Legendary folk singer Pete Seeger died yesterday at the age of 94. He wrote or co-wrote many of the best known folk songs of the Twentieth Century, including "Turn! Turn! Turn!", "If I Had a Hammer (The Hammer Song)". "Where Have All the Flowers Gone?". With The Weavers he would have a string of hits in the early Fifties.

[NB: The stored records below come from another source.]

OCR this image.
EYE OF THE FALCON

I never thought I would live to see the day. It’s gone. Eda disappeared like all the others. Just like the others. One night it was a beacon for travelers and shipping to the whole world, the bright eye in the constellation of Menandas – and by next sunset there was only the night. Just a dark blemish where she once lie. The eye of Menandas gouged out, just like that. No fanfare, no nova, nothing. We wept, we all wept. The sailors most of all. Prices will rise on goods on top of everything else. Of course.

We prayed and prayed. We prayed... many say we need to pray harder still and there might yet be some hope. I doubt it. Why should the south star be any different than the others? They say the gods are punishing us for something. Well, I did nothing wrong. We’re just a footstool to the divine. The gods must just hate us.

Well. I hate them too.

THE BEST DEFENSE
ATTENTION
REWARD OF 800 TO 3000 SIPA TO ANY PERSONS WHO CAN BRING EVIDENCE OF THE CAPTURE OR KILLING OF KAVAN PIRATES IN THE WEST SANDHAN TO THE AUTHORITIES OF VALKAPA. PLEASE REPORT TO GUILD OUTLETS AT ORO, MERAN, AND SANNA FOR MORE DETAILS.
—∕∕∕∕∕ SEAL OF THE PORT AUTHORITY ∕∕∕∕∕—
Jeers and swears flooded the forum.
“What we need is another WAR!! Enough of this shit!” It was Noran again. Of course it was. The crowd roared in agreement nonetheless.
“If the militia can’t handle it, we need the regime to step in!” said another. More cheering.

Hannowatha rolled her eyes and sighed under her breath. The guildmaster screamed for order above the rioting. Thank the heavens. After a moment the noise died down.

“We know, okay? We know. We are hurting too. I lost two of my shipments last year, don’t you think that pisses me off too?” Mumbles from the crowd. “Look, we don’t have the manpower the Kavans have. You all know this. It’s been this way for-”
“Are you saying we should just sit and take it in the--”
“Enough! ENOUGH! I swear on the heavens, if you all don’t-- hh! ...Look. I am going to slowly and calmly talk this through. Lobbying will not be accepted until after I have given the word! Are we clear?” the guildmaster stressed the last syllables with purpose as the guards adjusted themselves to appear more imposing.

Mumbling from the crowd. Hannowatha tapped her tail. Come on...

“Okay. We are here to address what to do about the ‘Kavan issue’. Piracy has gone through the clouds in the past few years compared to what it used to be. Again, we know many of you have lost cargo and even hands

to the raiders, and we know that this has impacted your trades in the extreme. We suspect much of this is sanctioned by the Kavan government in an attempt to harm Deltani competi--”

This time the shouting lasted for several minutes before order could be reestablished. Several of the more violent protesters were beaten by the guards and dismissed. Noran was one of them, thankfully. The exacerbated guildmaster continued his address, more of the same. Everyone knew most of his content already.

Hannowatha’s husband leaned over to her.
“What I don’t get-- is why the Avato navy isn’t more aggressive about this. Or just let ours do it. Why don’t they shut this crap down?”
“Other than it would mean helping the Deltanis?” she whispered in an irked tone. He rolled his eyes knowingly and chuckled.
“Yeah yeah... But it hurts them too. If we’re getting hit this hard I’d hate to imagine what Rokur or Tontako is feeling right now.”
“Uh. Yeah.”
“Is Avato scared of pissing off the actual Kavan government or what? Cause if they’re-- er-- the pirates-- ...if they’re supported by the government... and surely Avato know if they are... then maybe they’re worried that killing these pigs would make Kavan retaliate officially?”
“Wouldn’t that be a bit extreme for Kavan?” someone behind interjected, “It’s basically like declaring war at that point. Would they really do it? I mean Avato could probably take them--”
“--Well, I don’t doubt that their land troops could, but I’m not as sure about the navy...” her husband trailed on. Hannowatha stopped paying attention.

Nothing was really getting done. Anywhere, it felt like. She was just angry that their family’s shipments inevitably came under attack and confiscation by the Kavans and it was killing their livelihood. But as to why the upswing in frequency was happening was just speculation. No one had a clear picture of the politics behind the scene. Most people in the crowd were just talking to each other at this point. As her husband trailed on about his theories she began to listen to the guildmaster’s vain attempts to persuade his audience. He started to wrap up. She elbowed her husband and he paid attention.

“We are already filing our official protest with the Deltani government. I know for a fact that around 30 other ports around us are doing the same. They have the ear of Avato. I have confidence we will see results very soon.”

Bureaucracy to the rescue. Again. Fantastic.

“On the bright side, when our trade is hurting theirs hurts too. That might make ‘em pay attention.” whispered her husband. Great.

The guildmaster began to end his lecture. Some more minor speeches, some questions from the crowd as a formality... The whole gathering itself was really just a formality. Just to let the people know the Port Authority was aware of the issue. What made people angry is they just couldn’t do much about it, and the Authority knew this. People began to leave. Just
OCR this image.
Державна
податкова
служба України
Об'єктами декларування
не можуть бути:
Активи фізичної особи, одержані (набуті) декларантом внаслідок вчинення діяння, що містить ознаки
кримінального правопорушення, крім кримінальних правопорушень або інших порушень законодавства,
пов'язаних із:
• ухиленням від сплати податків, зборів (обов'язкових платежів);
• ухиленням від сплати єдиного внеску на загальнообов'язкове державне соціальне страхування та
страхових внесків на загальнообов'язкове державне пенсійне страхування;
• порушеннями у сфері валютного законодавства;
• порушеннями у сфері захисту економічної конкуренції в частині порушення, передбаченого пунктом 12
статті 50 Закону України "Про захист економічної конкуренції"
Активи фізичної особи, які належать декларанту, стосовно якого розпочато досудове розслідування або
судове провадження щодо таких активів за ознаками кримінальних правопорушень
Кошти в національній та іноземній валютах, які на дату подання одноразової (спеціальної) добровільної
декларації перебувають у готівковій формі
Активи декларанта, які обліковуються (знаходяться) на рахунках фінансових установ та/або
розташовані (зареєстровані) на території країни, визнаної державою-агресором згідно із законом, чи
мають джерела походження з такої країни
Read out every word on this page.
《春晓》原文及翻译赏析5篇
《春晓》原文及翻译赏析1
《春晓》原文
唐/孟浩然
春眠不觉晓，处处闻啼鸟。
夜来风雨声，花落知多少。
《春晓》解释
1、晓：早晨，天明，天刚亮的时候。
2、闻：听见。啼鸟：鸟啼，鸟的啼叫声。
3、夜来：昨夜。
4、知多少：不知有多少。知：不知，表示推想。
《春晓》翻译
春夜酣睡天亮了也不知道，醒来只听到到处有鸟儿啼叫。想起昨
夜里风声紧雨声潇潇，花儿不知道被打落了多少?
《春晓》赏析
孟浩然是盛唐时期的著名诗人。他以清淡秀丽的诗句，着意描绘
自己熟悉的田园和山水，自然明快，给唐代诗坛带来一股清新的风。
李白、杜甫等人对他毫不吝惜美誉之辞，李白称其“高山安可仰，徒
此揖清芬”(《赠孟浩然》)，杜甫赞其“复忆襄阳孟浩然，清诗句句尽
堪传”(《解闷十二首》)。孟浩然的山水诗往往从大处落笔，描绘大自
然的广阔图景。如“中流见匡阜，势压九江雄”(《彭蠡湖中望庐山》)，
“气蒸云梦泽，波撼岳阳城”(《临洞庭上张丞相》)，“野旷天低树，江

Pete Seeger was born on 3 May 1919 in New York City. His father was the prominent musicologist and composer Charles Seeger (among his many claims to fame was formulating dissonant counterpoint and founding the first musicology curriculum in the U.S. at the University of California in 1913). His stepmother was Ruth Seeger, well known composer and folk music scholar. His younger brother Mike Seeger was also a folk musician and folklorist. His younger sister Peggy Seeger was a folk singer. As might be expected, as a child Pete Seeger grew up hearing a good deal of folk music. It was in 1935, when Pete Seeger attended a folk music festival, that he was introduced to the five string banjo. It would become his chosen instrument, along with the 12 string guitar.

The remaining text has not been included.